Lowell's mother was in poor mental health, and his wife was physically frail. These troubles combined with a lack of money conspired to make Lowell almost a recluse, but he continued to produce writings which show the interest he took in affairs. He contributed poems to the daily press, prompted by the
slavery question; early in
1846, he was a correspondent of the
London Daily News, and in the spring of
1848 he formed a connection with the
National Anti-Slavery Standard of New York, agreeing to contribute weekly either a poem or a prose article. The prose articles form a series of incisive, witty and sometimes prophetic diatribes.
It was a period of great mental activity, and four books which stand as witnesses to the Lowell of 1848, namely, the second series of
Poems, containing among others
Columbus,
An Indian Summer Reverie,
To the Dandelion,
The Changeling,
A Fable for Critics, in which, after the manner of Leigh Hunt's
The Feast of the Poets, he characterizes in witty verse and with good-natured satire American contemporary writers, and in which, the publication being anonymous, he included himself;
The Vision of Sir Launfal, a romantic story suggested by the
Arthurian legends — one of his most popular poems; and finally
The Biglow Papers.
Lowell had already acquired a reputation, but this satire brought him wider fame. The book was not premeditated; a single poem, inspired by the recruiting for the abhorred
Mexican-American War, couched in rustic phrase and sent to the
Boston Courier, made him a leader of the little army of Anti-Slavery reformers. Lowell discovered what he had done at the same time that the public did, and he followed the poem with eight others, either in the
Courier or the
Anti-Slavery Standard.
He developed four well-defined characters in the process: a country farmer, Ezekiel Biglow, and his son Hosea; the Rev. Homer Wilbur, a shrewd old-fashioned country minister; and Birdofredum Sawin, a Northern renegade who enters the army, together with one or two subordinate characters; and his stinging
satire and sly humor are so set forth in the vernacular of
New England as to give at once a historic dignity to this form of speech (Later he wrote an elaborate paper to show the survival in New England of the English of the early
17th century). He embroidered his verse with an entertaining apparatus of notes and mock criticism; even his index was spiced with wit. The book was a caustic arraignment of the course taken in connexion with the annexation of
Texas and the Mexican-American War.
The death of Lowell's mother, and the fragility of his wife's health, led Lowell, his wife, their daughter Mabel and their infant son Walter, to go to
Europe in
1851, and they went direct to
Italy. Walter died suddenly in
Rome, and they received news of the illness of Lowell's father. They returned in November
1852, and Lowell published some recollections of his journey in the magazines, collecting the sketches later in a prose volume,
Fireside Travels. He took part in the editing of an American edition of the British Poets, but the state of his wife's health preoccupied him, and only her death (
27 October 1853) released him from the strain of anxiety, the grief accompanied by a readjustment of his nature and a new intellectual activity.

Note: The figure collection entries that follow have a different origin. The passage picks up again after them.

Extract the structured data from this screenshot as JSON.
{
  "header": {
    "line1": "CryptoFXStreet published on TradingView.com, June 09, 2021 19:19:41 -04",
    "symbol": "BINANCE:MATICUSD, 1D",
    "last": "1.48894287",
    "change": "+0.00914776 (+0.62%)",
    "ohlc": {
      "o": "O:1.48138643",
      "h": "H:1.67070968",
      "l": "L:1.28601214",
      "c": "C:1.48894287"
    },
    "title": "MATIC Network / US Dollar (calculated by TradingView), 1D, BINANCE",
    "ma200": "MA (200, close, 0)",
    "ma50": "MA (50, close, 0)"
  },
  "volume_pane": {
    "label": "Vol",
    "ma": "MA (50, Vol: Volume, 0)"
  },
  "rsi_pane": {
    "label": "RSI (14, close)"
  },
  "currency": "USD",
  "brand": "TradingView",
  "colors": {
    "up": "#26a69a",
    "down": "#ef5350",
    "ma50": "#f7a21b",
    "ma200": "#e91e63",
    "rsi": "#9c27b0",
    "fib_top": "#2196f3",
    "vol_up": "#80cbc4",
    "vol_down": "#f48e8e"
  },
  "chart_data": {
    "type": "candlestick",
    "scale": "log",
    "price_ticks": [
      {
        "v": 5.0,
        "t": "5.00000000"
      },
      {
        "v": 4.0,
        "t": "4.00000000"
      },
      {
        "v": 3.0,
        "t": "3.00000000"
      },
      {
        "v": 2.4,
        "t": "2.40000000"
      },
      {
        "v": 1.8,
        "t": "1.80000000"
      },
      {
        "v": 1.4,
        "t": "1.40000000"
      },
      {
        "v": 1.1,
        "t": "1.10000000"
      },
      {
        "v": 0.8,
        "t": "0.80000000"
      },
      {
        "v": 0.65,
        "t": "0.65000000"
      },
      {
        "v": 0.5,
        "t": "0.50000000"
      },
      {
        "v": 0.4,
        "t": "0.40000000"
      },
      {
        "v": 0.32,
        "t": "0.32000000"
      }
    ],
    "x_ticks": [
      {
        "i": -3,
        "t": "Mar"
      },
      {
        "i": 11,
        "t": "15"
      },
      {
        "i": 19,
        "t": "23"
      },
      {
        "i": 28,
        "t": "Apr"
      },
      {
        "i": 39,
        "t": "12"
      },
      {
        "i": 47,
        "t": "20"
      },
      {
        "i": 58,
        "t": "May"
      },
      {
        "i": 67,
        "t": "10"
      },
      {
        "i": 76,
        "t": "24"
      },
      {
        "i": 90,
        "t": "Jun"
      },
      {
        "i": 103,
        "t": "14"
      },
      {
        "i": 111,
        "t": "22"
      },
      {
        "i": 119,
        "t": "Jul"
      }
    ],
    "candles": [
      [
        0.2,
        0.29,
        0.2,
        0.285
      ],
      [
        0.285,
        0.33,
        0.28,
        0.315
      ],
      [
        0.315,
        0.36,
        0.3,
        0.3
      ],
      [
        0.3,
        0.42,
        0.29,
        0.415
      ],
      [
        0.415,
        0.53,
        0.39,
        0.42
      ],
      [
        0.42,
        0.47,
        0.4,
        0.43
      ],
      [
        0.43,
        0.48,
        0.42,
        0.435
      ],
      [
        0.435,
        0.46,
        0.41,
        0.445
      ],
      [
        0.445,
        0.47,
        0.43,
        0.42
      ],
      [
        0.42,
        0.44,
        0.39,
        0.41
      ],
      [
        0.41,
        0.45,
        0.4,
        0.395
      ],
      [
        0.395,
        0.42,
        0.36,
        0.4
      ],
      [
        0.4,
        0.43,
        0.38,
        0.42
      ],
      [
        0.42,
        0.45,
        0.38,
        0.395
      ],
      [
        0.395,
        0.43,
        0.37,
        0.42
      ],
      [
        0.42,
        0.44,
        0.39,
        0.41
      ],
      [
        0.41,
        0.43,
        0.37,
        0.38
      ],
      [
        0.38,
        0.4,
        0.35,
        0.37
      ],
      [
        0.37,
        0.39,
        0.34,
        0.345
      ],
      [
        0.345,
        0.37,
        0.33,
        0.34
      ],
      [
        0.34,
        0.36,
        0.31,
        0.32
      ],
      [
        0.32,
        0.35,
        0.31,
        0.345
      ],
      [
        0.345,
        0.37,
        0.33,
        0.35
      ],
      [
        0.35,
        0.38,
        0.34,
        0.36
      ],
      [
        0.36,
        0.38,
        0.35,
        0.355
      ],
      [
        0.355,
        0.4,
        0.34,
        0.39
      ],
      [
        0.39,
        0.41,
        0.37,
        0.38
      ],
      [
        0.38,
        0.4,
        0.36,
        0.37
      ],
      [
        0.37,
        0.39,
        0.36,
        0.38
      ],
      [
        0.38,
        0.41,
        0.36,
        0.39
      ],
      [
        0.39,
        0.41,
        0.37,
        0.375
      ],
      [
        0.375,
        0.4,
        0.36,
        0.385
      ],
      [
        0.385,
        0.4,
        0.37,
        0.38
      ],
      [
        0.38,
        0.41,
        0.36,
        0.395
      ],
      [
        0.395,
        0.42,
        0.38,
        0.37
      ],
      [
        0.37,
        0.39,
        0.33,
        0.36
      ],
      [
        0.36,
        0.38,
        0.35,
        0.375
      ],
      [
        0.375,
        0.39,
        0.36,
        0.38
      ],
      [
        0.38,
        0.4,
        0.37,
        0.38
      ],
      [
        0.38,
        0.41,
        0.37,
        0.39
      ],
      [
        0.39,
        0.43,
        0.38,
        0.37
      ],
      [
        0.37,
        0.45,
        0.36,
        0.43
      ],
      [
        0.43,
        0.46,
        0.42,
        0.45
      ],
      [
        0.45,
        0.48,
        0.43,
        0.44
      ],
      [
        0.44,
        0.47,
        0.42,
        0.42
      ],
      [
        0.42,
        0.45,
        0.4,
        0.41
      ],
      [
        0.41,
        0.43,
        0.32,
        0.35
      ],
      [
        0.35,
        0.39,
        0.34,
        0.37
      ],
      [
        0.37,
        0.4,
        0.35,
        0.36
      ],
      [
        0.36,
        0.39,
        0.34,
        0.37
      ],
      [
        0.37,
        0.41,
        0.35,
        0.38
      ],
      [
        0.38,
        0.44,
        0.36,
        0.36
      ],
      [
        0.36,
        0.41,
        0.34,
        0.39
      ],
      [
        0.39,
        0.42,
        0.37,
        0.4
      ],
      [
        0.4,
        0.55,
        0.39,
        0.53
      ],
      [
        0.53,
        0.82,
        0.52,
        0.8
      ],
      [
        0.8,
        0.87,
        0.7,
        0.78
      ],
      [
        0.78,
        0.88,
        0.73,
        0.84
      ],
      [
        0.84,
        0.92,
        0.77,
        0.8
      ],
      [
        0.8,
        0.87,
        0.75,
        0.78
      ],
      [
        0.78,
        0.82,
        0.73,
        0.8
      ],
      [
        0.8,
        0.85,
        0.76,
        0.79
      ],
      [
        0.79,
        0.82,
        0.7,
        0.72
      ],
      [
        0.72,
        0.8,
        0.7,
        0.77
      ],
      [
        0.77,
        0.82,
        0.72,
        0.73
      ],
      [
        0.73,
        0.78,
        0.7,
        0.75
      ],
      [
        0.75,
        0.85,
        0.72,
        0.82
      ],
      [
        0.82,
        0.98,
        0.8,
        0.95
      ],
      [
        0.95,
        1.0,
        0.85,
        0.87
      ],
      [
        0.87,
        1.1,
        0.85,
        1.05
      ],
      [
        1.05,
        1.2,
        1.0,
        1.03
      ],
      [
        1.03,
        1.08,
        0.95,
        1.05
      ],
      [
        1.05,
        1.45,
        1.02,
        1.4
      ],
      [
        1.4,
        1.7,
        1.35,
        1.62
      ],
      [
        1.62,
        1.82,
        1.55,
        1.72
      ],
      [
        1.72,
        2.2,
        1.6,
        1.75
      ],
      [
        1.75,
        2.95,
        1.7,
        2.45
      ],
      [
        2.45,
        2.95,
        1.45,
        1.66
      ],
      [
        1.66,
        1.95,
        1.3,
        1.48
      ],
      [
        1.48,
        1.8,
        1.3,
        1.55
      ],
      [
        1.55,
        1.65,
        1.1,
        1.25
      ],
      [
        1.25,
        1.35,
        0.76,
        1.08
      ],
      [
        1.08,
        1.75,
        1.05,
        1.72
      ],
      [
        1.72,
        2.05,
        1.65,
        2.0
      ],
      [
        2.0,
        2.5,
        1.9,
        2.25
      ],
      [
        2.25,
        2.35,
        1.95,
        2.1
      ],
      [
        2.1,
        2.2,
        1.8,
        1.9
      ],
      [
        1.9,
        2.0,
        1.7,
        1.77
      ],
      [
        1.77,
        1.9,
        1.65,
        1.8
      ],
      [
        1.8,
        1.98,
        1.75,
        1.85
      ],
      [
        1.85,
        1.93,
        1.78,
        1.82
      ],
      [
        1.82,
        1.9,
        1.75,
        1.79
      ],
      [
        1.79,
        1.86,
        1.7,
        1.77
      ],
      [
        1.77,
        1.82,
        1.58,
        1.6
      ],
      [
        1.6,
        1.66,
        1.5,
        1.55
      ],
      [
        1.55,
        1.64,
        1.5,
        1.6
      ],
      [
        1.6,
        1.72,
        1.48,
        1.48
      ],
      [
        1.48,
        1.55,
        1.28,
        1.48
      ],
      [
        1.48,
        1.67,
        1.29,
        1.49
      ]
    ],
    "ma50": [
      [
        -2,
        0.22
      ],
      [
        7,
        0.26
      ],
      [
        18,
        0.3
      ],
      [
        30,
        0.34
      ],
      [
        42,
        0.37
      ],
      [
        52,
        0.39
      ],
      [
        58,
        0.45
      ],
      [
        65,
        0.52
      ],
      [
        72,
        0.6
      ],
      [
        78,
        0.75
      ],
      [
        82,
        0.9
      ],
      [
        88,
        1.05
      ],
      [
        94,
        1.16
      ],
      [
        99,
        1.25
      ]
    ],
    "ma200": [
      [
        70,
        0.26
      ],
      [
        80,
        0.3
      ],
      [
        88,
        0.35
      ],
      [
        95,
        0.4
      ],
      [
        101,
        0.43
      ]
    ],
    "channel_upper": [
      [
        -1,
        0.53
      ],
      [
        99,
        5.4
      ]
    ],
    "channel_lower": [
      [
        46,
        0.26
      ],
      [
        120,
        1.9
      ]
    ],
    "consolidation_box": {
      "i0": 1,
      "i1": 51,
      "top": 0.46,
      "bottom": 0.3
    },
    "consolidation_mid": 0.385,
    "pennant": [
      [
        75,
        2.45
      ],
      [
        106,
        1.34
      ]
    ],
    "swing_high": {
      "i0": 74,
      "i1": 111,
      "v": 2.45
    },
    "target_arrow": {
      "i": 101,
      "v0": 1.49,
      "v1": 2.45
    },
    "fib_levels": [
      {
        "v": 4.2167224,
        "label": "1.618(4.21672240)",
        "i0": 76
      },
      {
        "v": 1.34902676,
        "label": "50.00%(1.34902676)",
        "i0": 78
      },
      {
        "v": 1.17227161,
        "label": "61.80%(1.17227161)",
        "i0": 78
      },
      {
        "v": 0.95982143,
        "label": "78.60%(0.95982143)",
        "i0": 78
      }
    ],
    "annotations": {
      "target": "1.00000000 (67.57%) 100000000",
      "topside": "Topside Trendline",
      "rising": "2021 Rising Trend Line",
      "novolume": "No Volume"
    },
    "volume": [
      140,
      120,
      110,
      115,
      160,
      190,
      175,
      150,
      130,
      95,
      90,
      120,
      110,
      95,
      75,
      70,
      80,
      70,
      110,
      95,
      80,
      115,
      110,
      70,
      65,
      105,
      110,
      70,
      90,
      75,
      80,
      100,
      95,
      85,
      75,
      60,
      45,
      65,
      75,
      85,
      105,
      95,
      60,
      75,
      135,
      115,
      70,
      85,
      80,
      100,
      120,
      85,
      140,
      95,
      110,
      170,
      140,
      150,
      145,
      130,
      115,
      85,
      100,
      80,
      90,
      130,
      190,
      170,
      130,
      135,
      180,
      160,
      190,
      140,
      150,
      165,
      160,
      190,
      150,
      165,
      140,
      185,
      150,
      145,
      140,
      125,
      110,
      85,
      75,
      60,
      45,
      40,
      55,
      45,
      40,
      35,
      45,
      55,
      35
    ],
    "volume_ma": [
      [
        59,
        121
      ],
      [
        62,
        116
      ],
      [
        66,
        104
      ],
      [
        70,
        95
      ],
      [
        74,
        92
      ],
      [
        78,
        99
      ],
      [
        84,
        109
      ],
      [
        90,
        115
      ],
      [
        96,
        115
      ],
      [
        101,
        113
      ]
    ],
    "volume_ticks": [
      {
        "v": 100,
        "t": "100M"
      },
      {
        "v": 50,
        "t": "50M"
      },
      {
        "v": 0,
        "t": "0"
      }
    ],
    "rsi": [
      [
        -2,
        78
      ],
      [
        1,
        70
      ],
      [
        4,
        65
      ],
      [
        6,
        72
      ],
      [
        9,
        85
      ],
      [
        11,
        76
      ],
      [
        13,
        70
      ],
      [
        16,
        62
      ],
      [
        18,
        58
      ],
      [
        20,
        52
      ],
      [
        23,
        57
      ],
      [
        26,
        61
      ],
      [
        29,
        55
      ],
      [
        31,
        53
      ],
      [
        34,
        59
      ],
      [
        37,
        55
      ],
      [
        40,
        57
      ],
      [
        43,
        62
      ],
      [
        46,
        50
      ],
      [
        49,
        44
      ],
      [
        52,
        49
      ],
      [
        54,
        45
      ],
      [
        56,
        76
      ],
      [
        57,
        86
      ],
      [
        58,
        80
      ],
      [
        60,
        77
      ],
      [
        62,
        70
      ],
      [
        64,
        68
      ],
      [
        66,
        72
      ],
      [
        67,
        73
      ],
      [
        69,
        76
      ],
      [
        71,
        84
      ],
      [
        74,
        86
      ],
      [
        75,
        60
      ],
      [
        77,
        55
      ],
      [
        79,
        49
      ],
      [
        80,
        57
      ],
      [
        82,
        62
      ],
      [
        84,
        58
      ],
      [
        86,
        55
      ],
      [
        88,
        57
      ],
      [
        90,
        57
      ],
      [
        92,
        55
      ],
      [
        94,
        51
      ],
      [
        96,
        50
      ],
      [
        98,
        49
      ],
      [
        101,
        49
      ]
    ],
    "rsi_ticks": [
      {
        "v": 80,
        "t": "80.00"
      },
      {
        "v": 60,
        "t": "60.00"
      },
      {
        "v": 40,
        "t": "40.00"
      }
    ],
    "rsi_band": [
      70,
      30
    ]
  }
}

At the invitation of his cousin, he delivered a course of lectures on English poets at the Lowell Institute in
Boston in the winter of
1855. This first formal appearance as a critic and historian of literature at once gave him a new standing in the community, and he was elected to the Smith Professorship of Modern Languages in
Harvard College, made vacant by the retirement of
Henry Wadsworth Longfellow. Lowell accepted the appointment, with the proviso that he should have a year of study abroad. He spent it mainly in
Germany, visiting
Italy, and increasing his acquaintance with the French, German, Italian and Spanish languages.
He returned to America in the summer of
1856, and began his college duties, retaining his position for twenty years. As a teacher he proved a quickener of thought amongst students, rather than a close instructor. His power lay in the interpretation of literature rather than in linguistic study, and his influence over his pupils was exercised by his own fireside as well as in the relation, always friendly and familiar, which he held to them in the classroom. In
1856 he married Frances Dunlap, who was in charge of his daughter Mabel.